I recently wrote about a problem I had as a result of imagining that Ansible runs were re-entrant. (Spoiler: they are generally not.) After kicking this around a little I realized that you should not care whether Ansible runs are re-entrant. I like cherry pie so I will explain myself with a pie analogy.
If you are baking a pie for dinner tonight and something goes wrong, you would probably try to salvage it. If you realize you forgot an essential ingredient you might try to pull the top crust and add it in. If you screwed up the oven temp, you can adjust the baking time, temp or both.
But if you screw up while baking pies for the County Fair, it’s very different. You’re going for the blue ribbon, so no compromises. To bake the best pie you can, you would Just Start Over (and keep doing so until you Do Not Screw Up.)
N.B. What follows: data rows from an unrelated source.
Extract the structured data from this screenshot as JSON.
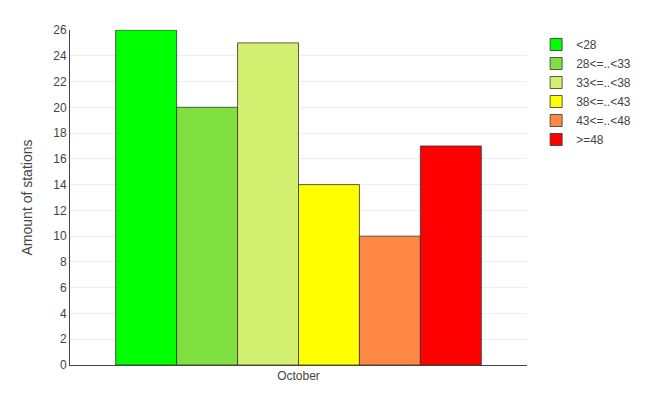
{
  "chart_data": {
    "type": "bar",
    "categories": [
      "October"
    ],
    "series": [
      {
        "name": "<28",
        "color": "#00ff00",
        "values": [
          26
        ]
      },
      {
        "name": "28<=..<33",
        "color": "#80e040",
        "values": [
          20
        ]
      },
      {
        "name": "33<=..<38",
        "color": "#d4f070",
        "values": [
          25
        ]
      },
      {
        "name": "38<=..<43",
        "color": "#ffff00",
        "values": [
          14
        ]
      },
      {
        "name": "43<=..<48",
        "color": "#ff8844",
        "values": [
          10
        ]
      },
      {
        "name": ">=48",
        "color": "#ff0000",
        "values": [
          17
        ]
      }
    ],
    "ylabel": "Amount of stations",
    "ylim": [
      0,
      26
    ],
    "yticks": [
      0,
      2,
      4,
      6,
      8,
      10,
      12,
      14,
      16,
      18,
      20,
      22,
      24,
      26
    ],
    "grid": true,
    "legend": "upper right"
  }
}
If you’re bothering to automate server setup to begin with, you have already done all the work to make the best pie server you can, so there’s no reason to settle for anything less. When anything at all goes wrong during a build, why not just start over and get a clean build? It seems so obvious now.
A note about Chef:
Chef’s a different animal. The m.o. for a full-on Chef implementation is to continuously run the recipes against your machines from a Chef server, as much as for configuration/re-configuration as for initial deployment. We haven’t used Chef for a couple years, but I recall it seemed more tolerant to interrupted runs. Still, you can’t do better than a clean run, especially on an initial build.